BACKGROUND: The Jobs and Premium Protection Act repeals Section 9010 of the President’s health care law, known as the health insurance tax (HIT).
If the HIT is not repealed, starting in 2014, health insurance companies will be taxed based on their net premiums written in the fully-insured market.
- 87 % of small businesses purchase their insurance in this fully-insured market, and it is the place the self-employed and uninsured go to when they purchase insurance.
- The HIT will impose $87 billion in costs on businesses and their employees in the first ten years, diverting revenue that could be used for higher wages, new hires, and capital investment.
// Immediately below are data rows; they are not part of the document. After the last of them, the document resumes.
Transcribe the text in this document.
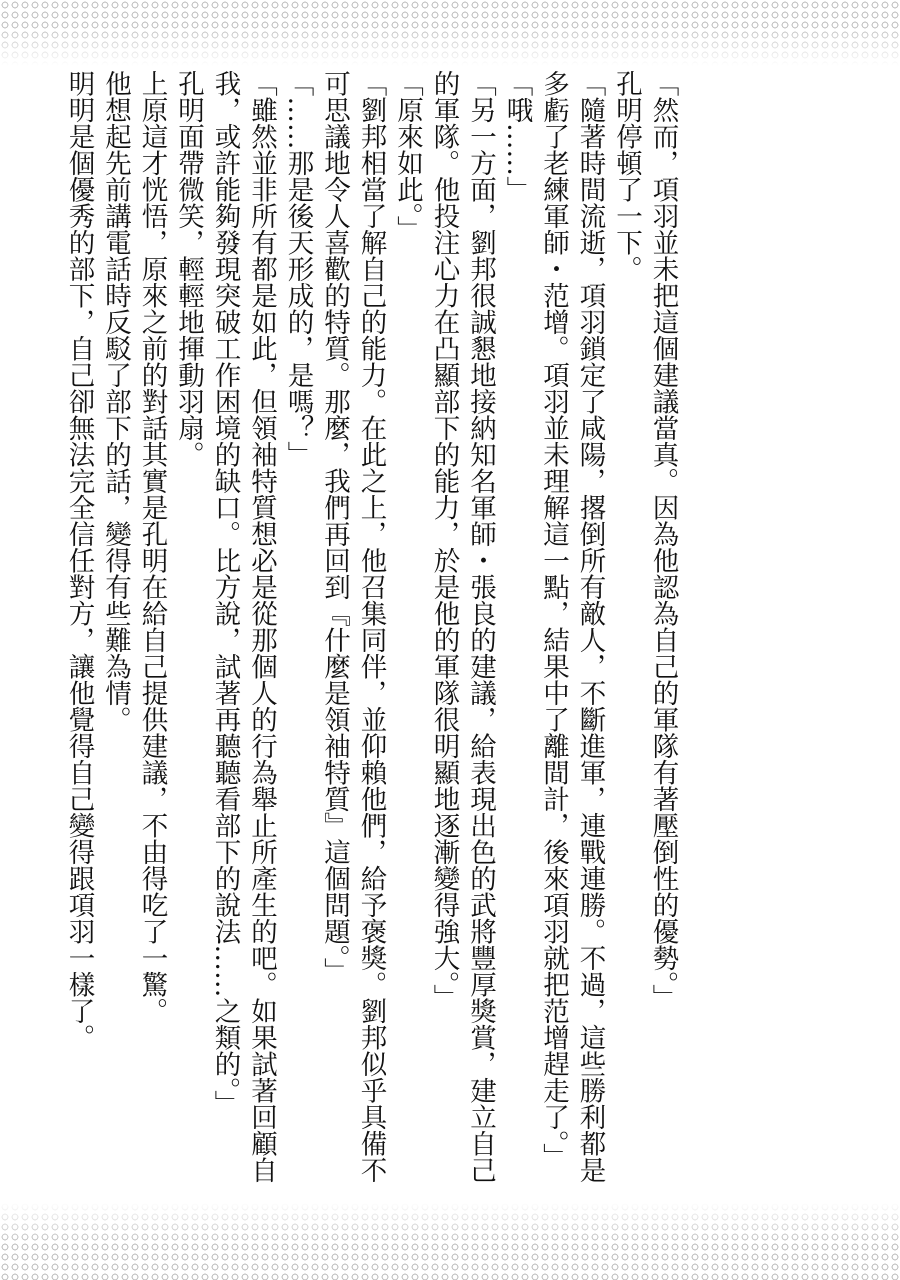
「然而，項羽並未把這個建議當真。因為他認為自己的軍隊有著壓倒性的優勢。」

孔明停頓了一下。

「隨著時間流逝，項羽鎖定了咸陽，撂倒所有敵人，不斷進軍，連戰連勝。不過，這些勝利都是多虧了老練軍師・范增。項羽並未理解這一點，結果中了離間計，後來項羽就把范增趕走了。」

「哦……」

「另一方面，劉邦很誠懇地接納知名軍師・張良的建議，給表現出色的武將豐厚獎賞，建立自己的軍隊。他投注心力在凸顯部下的能力，於是他的軍隊很明顯地逐漸變得強大。」

「原來如此。」

「劉邦相當了解自己的能力。在此之上，他召集同伴，並仰賴他們，給予褒獎。劉邦似乎具備不可思議地令人喜歡的特質。那麼，我們再回到『什麼是領袖特質』這個問題。」

「……那是後天形成的，是嗎？」

「雖然並非所有都是如此，但領袖特質想必是從那個人的行為舉止所產生的吧。如果試著回顧自我，或許能夠發現突破工作困境的缺口。比方說，試著再聽聽看部下的說法……之類的。」

孔明面帶微笑，輕輕地揮動羽扇。

上原這才恍悟，原來之前的對話其實是孔明在給自己提供建議，不由得吃了一驚。

他想起先前講電話時反駁了部下的話，變得有些難為情。

明明是個優秀的部下，自己卻無法完全信任對方，讓他覺得自己變得跟項羽一樣了。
- Over the second ten years, this cost to businesses and their employees will be $208 billion.
Ultimately, the cost of this tax will be passed through to American workers. They will pay the tax in the form of lower wages or higher premium contributions.
According to a study released by former CBO Director, Douglas Holtz-Eakin, the average employee with a family plan will see their take-home pay reduced by $5,000 over the next decade due to this tax.
The Joint Committee on Taxation wrote in a letter to Senator Jon Kyl (R-AZ) confirming that eliminating the HIT would decrease the average family premium in 2016 by $350 to $400.
A recent NFIB study estimates that this tax will force the private sector to shed between 125,000 and 249,000 jobs between now and 2021—with more than half of those losses falling on the backs of small businesses.